Gigi Hadid’s “Tunnel” Confession Exposes the Rot at the Heart of American Motherhood
It was the kind of confession that makes you put down your phone and stare at the wall for a solid minute. Gigi Hadid, the supermodel who graces magazine covers and walks runways that cost more than most people’s houses, sat down with *Run-Through with Vogue* this week and casually admitted something that should send a shiver down the spine of every American parent.
She doesn’t remember the first few months of her daughter Khai’s life.
“It was such a newborn tunnel,” Hadid said, her tone almost breezy, as if describing a particularly long flight. “I don’t even remember those first three months… I wish I did.”
Let that sink in. A woman with access to the world’s best pediatricians, night nurses, lactation consultants, and a support system that most mothers can only dream of—a woman who can literally afford to pause the world—just told us that the fog of early motherhood was so deep, so profound, that the experience has been erased from her memory.
And the American public, predictably, is rushing to normalize it. “Relatable queen!” the comments scream. “So honest!” they cheer.
But let’s be clear about what we’re normalizing here. This isn’t a brave admission. This is a flashing red warning light that our society has broken something fundamental in the human experience of bringing new life into the world.
We have created a culture where a woman at the absolute pinnacle of financial and social privilege is describing the sacred, irreplaceable first months of her child’s existence as an amnesiac blur. If Gigi Hadid can’t escape the “tunnel,” what hope is there for the single mother working two jobs in Phoenix? For the new mom in rural Ohio who hasn’t slept more than 90 minutes at a stretch in six weeks? For the woman who has to choose between a week of unpaid maternity leave and keeping her health insurance?
The problem isn’t Gigi Hadid. The problem is that we have collectively decided that this level of systemic exhaustion is acceptable. We have built a society that treats the postpartum period not as a sacred, supported transition, but as a dangerous obstacle course. We have medicalized birth, industrialized childcare, and then told mothers that if they’re drowning, it’s because they aren’t “asking for help” hard enough.
Let’s look at the numbers, because they tell a story far uglier than a supermodel’s podcast anecdote. The United States remains the only developed nation in the world without guaranteed paid parental leave. A 2020 report from the World Policy Analysis Center found that out of 193 countries, only eight offer no paid leave. We are in that ignominious company, alongside Papua New Guinea and Suriname. Meanwhile, the average American mother gets a laughable 10 weeks of unpaid leave under FMLA—if she qualifies at all. The result? A mental health crisis so severe that maternal mortality rates are rising, not falling.

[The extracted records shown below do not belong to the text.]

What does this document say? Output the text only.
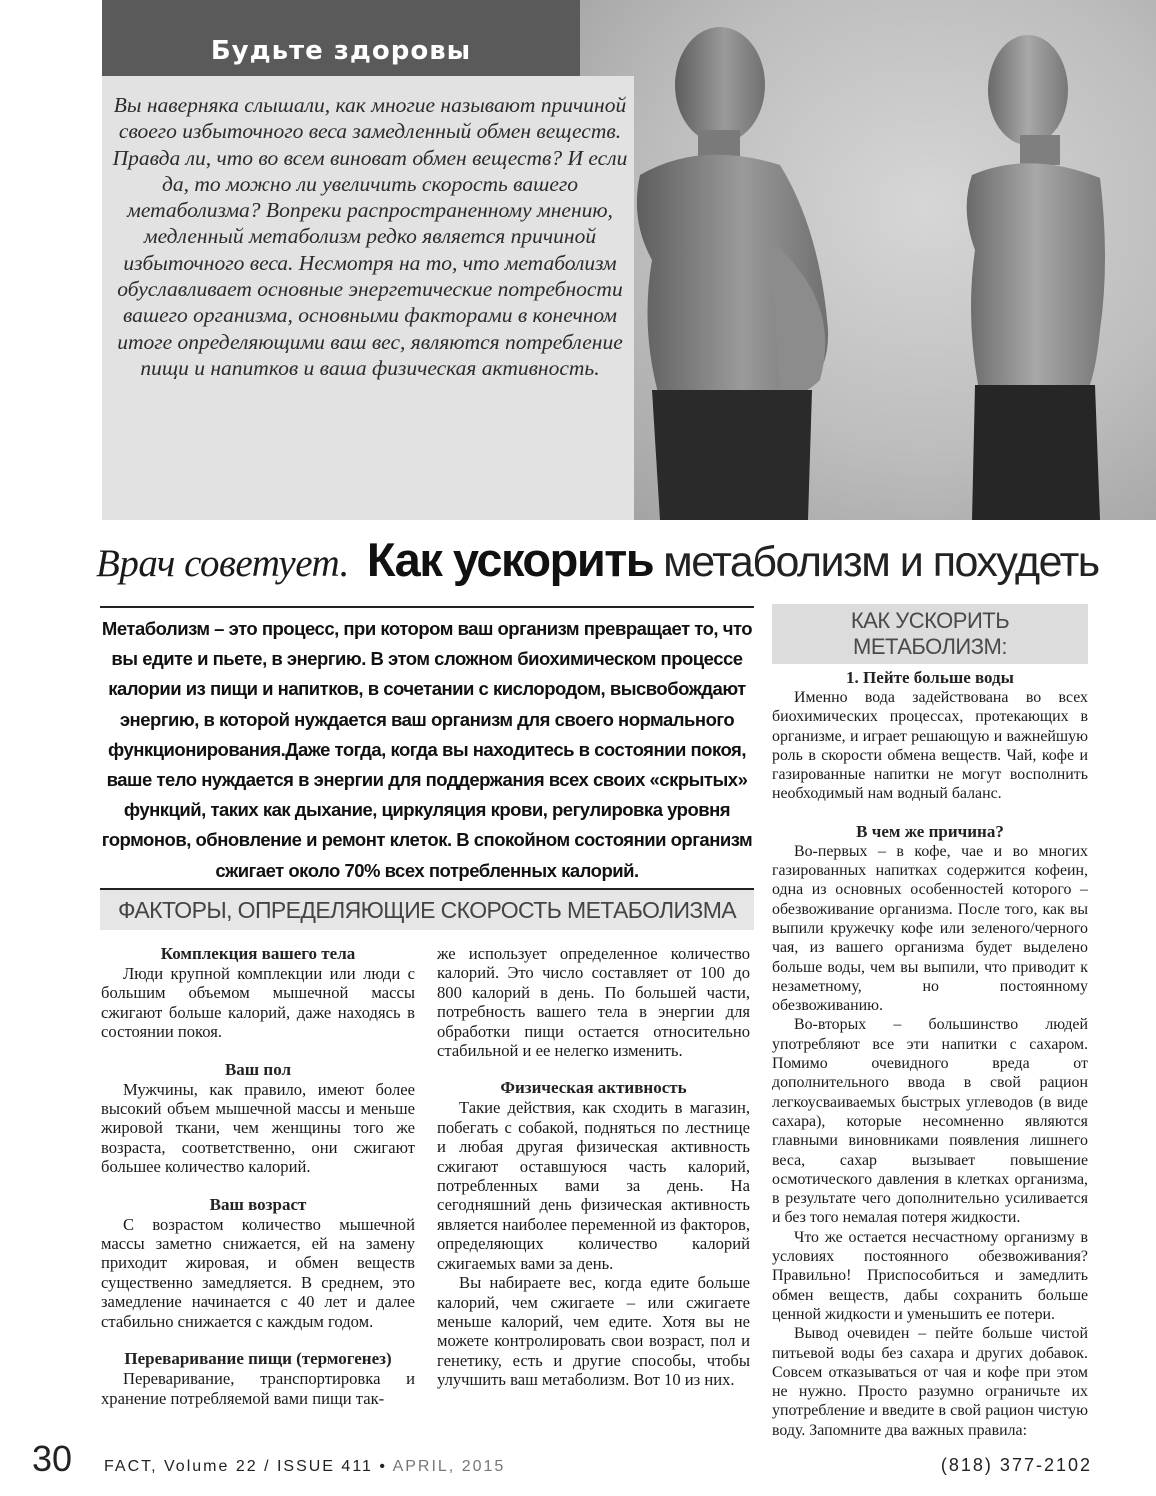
Будьте здоровы
Вы наверняка слышали, как многие называют причиной своего избыточного веса замедленный обмен веществ. Правда ли, что во всем виноват обмен веществ? И если да, то можно ли увеличить скорость вашего метаболизма? Вопреки распространенному мнению, медленный метаболизм редко является причиной избыточного веса. Несмотря на то, что метаболизм обуславливает основные энергетические потребности вашего организма, основными факторами в конечном итоге определяющими ваш вес, являются потребление пищи и напитков и ваша физическая активность.
Врач советует. Как ускорить метаболизм и похудеть
Метаболизм – это процесс, при котором ваш организм превращает то, что вы едите и пьете, в энергию. В этом сложном биохимическом процессе калории из пищи и напитков, в сочетании с кислородом, высвобождают энергию, в которой нуждается ваш организм для своего нормального функционирования.Даже тогда, когда вы находитесь в состоянии покоя, ваше тело нуждается в энергии для поддержания всех своих «скрытых» функций, таких как дыхание, циркуляция крови, регулировка уровня гормонов, обновление и ремонт клеток. В спокойном состоянии организм сжигает около 70% всех потребленных калорий.
ФАКТОРЫ, ОПРЕДЕЛЯЮЩИЕ СКОРОСТЬ МЕТАБОЛИЗМА
Комплекция вашего тела

Люди крупной комплекции или люди с большим объемом мышечной массы сжигают больше калорий, даже находясь в состоянии покоя.

Ваш пол

Мужчины, как правило, имеют более высокий объем мышечной массы и меньше жировой ткани, чем женщины того же возраста, соответственно, они сжигают большее количество калорий.

Ваш возраст

С возрастом количество мышечной массы заметно снижается, ей на замену приходит жировая, и обмен веществ существенно замедляется. В среднем, это замедление начинается с 40 лет и далее стабильно снижается с каждым годом.

Переваривание пищи (термогенез)

Переваривание, транспортировка и хранение потребляемой вами пищи так-

же использует определенное количество калорий. Это число составляет от 100 до 800 калорий в день. По большей части, потребность вашего тела в энергии для обработки пищи остается относительно стабильной и ее нелегко изменить.

Физическая активность

Такие действия, как сходить в магазин, побегать с собакой, подняться по лестнице и любая другая физическая активность сжигают оставшуюся часть калорий, потребленных вами за день. На сегодняшний день физическая активность является наиболее переменной из факторов, определяющих количество калорий сжигаемых вами за день.

Вы набираете вес, когда едите больше калорий, чем сжигаете – или сжигаете меньше калорий, чем едите. Хотя вы не можете контролировать свои возраст, пол и генетику, есть и другие способы, чтобы улучшить ваш метаболизм. Вот 10 из них.

КАК УСКОРИТЬ МЕТАБОЛИЗМ:
1. Пейте больше воды

Именно вода задействована во всех биохимических процессах, протекающих в организме, и играет решающую и важнейшую роль в скорости обмена веществ. Чай, кофе и газированные напитки не могут восполнить необходимый нам водный баланс.

В чем же причина?

Во-первых – в кофе, чае и во многих газированных напитках содержится кофеин, одна из основных особенностей которого – обезвоживание организма. После того, как вы выпили кружечку кофе или зеленого/черного чая, из вашего организма будет выделено больше воды, чем вы выпили, что приводит к незаметному, но постоянному обезвоживанию.

Во-вторых – большинство людей употребляют все эти напитки с сахаром. Помимо очевидного вреда от дополнительного ввода в свой рацион легкоусваиваемых быстрых углеводов (в виде сахара), которые несомненно являются главными виновниками появления лишнего веса, сахар вызывает повышение осмотического давления в клетках организма, в результате чего дополнительно усиливается и без того немалая потеря жидкости.

Что же остается несчастному организму в условиях постоянного обезвоживания? Правильно! Приспособиться и замедлить обмен веществ, дабы сохранить больше ценной жидкости и уменьшить ее потери.

Вывод очевиден – пейте больше чистой питьевой воды без сахара и других добавок. Совсем отказываться от чая и кофе при этом не нужно. Просто разумно ограничьте их употребление и введите в свой рацион чистую воду. Запомните два важных правила:

30	FACT, Volume 22 / ISSUE 411 • APRIL, 2015	(818) 377-2102
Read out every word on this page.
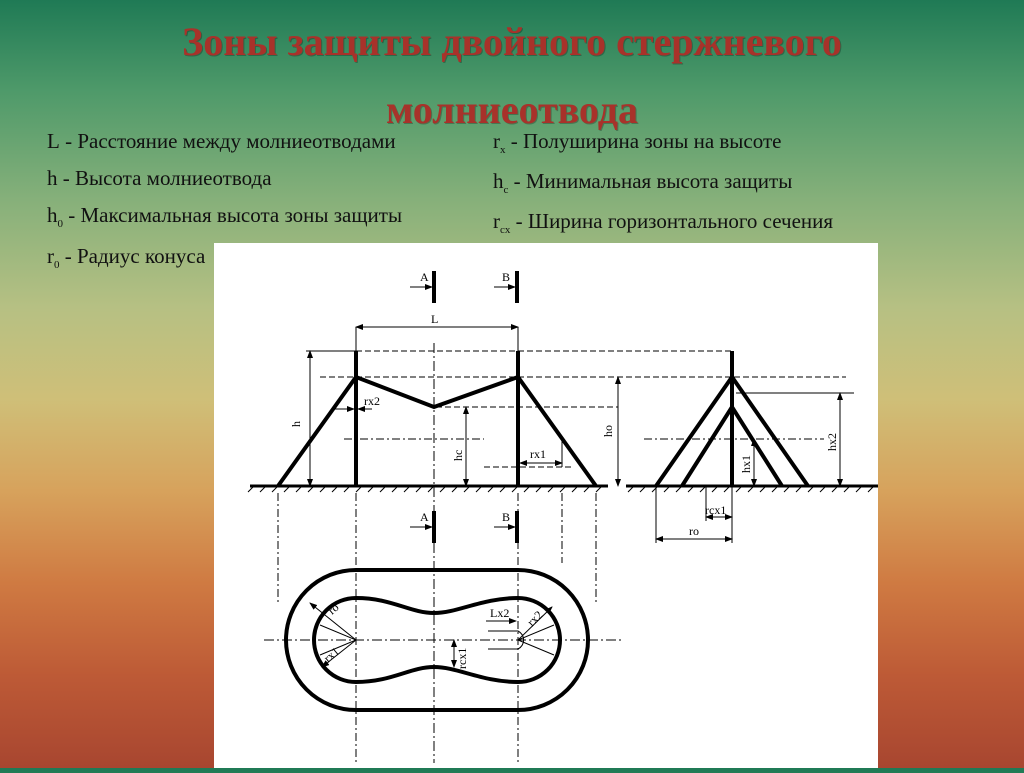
Зоны защиты двойного стержневого
молниеотвода
L - Расстояние между молниеотводами
h - Высота молниеотвода
$h_0$ - Максимальная высота зоны защиты
$r_0$ - Радиус конуса
$r_x$ - Полуширина зоны на высоте
$h_c$ - Минимальная высота защиты
$r_{cx}$ - Ширина горизонтального сечения
A	B
L
h
rx2
hc	rx1
ho
hx1
hx2
rcx1
ro
A	B
ro
rx1	rcx1
Lx2 rx2
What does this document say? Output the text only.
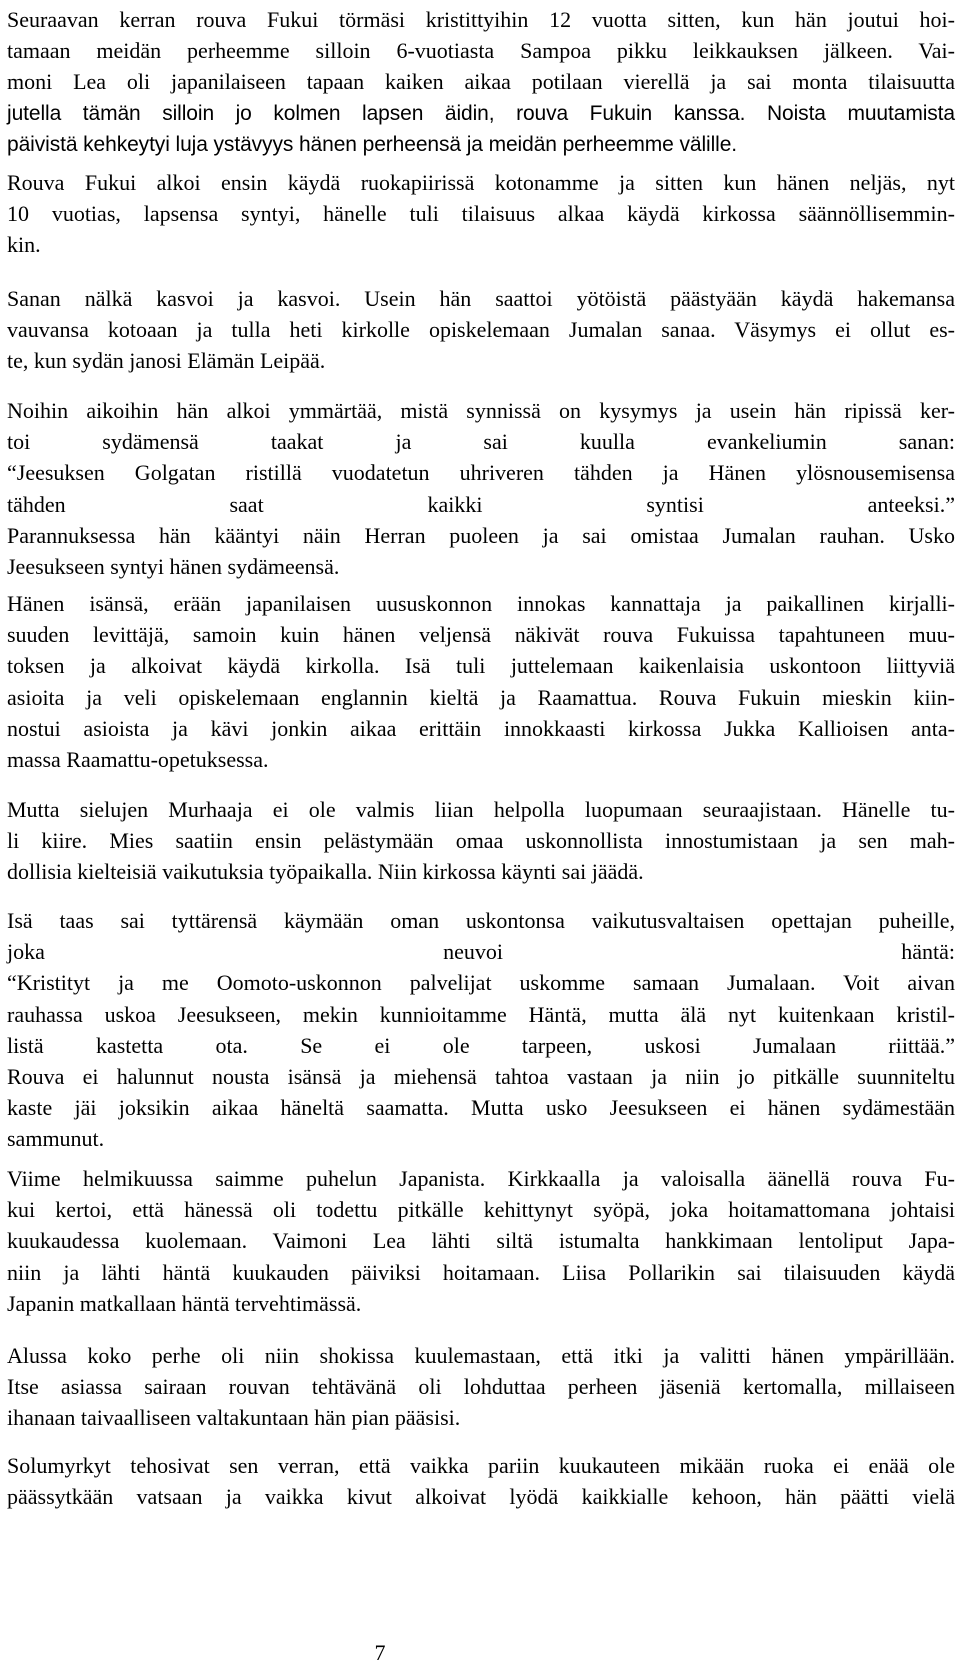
Seuraavan kerran rouva Fukui törmäsi kristittyihin 12 vuotta sitten, kun hän joutui hoi-
tamaan meidän perheemme silloin 6-vuotiasta Sampoa pikku leikkauksen jälkeen. Vai-
moni Lea oli japanilaiseen tapaan kaiken aikaa potilaan vierellä ja sai monta tilaisuutta
jutella tämän silloin jo kolmen lapsen äidin, rouva Fukuin kanssa. Noista muutamista
päivistä kehkeytyi luja ystävyys hänen perheensä ja meidän perheemme välille.
Rouva Fukui alkoi ensin käydä ruokapiirissä kotonamme ja sitten kun hänen neljäs, nyt
10 vuotias, lapsensa syntyi, hänelle tuli tilaisuus alkaa käydä kirkossa säännöllisemmin-
kin.
Sanan nälkä kasvoi ja kasvoi. Usein hän saattoi yötöistä päästyään käydä hakemansa
vauvansa kotoaan ja tulla heti kirkolle opiskelemaan Jumalan sanaa. Väsymys ei ollut es-
te, kun sydän janosi Elämän Leipää.
Noihin aikoihin hän alkoi ymmärtää, mistä synnissä on kysymys ja usein hän ripissä ker-
toi sydämensä taakat ja sai kuulla evankeliumin sanan:
“Jeesuksen Golgatan ristillä vuodatetun uhriveren tähden ja Hänen ylösnousemisensa
tähden saat kaikki syntisi anteeksi.”
Parannuksessa hän kääntyi näin Herran puoleen ja sai omistaa Jumalan rauhan. Usko
Jeesukseen syntyi hänen sydämeensä.
Hänen isänsä, erään japanilaisen uususkonnon innokas kannattaja ja paikallinen kirjalli-
suuden levittäjä, samoin kuin hänen veljensä näkivät rouva Fukuissa tapahtuneen muu-
toksen ja alkoivat käydä kirkolla. Isä tuli juttelemaan kaikenlaisia uskontoon liittyviä
asioita ja veli opiskelemaan englannin kieltä ja Raamattua. Rouva Fukuin mieskin kiin-
nostui asioista ja kävi jonkin aikaa erittäin innokkaasti kirkossa Jukka Kallioisen anta-
massa Raamattu-opetuksessa.
Mutta sielujen Murhaaja ei ole valmis liian helpolla luopumaan seuraajistaan. Hänelle tu-
li kiire. Mies saatiin ensin pelästymään omaa uskonnollista innostumistaan ja sen mah-
dollisia kielteisiä vaikutuksia työpaikalla. Niin kirkossa käynti sai jäädä.
Isä taas sai tyttärensä käymään oman uskontonsa vaikutusvaltaisen opettajan puheille,
joka neuvoi häntä:
“Kristityt ja me Oomoto-uskonnon palvelijat uskomme samaan Jumalaan. Voit aivan
rauhassa uskoa Jeesukseen, mekin kunnioitamme Häntä, mutta älä nyt kuitenkaan kristil-
listä kastetta ota. Se ei ole tarpeen, uskosi Jumalaan riittää.”
Rouva ei halunnut nousta isänsä ja miehensä tahtoa vastaan ja niin jo pitkälle suunniteltu
kaste jäi joksikin aikaa häneltä saamatta. Mutta usko Jeesukseen ei hänen sydämestään
sammunut.
Viime helmikuussa saimme puhelun Japanista. Kirkkaalla ja valoisalla äänellä rouva Fu-
kui kertoi, että hänessä oli todettu pitkälle kehittynyt syöpä, joka hoitamattomana johtaisi
kuukaudessa kuolemaan. Vaimoni Lea lähti siltä istumalta hankkimaan lentoliput Japa-
niin ja lähti häntä kuukauden päiviksi hoitamaan. Liisa Pollarikin sai tilaisuuden käydä
Japanin matkallaan häntä tervehtimässä.
Alussa koko perhe oli niin shokissa kuulemastaan, että itki ja valitti hänen ympärillään.
Itse asiassa sairaan rouvan tehtävänä oli lohduttaa perheen jäseniä kertomalla, millaiseen
ihanaan taivaalliseen valtakuntaan hän pian pääsisi.
Solumyrkyt tehosivat sen verran, että vaikka pariin kuukauteen mikään ruoka ei enää ole
päässytkään vatsaan ja vaikka kivut alkoivat lyödä kaikkialle kehoon, hän päätti vielä
7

The American Psychological Association has been sounding the alarm for years: postpartum depression, anxiety, and psychosis are not personal failings; they are public health emergencies born from a system that abandons mothers at the exact moment they need the most support. We have turned the fourth trimester into a Darwinian trial, and then we clap for the survivors who smile through the trauma.
Gigi Hadid’s “tunnel” is not a badge of honor. It is a symptom of a deeper sickness. When a woman cannot remember the first cries, the first feedings, the tiny fingers wrapped around hers—when those moments are erased by sleep deprivation and cortisol and the crushing weight of performing normalcy—we have failed her. We have failed her child. And we have failed ourselves as a society.
The obsession with the supermodel’s confession reveals a desperate hunger. We are so starved for validation of our own suffering that we will latch onto any public figure who says, “Me too.” But validation is not a solution. It’s just a warm blanket over a broken window.
What does it say about us that the most honest conversation about early motherhood is not about the miracle of life, but about the trauma of surviving it? That we celebrate a woman for admitting she doesn’t remember her baby’s first months, rather than asking why our system made her forget?
We have turned motherhood into a gauntlet. We have stripped it of community, of ritual, of the village that every human culture for millennia understood was necessary. In its place, we have left mothers alone with an Instagram feed of curated perfection and a society that tells them to “bounce back” before their stitches have healed.
Gigi Hadid will be fine. She has the resources to hire the help, to take the time, to eventually fill in those memory gaps with new experiences. But for every one of her confessions, there are a hundred thousand mothers in this country who are living in a permanent tunnel, with no light in sight. Mothers whose amnesia is not a poetic confession on a podcast, but a daily survival mechanism in a world that has told them their needs don’t matter.
We don’t need more famous women to normalize the horror. We need to stop treating it as normal.
Final Thoughts
Having followed celebrity culture for years, it’s striking how Gigi Hadid has navigated the industry’s brutal spotlight not through scandal, but through a quiet, strategic professionalism that belies her youth. While many models burn out or become defined by their personal lives, Hadid has managed to pivot from a social-media-born star into a legitimate businesswoman and mother, proving that longevity in fashion requires more than just a famous last name. Ultimately, her career serves as a masterclass in controlled reinvention—where the real power lies not in the viral moment, but in the ability to step back and redefine success on your own terms.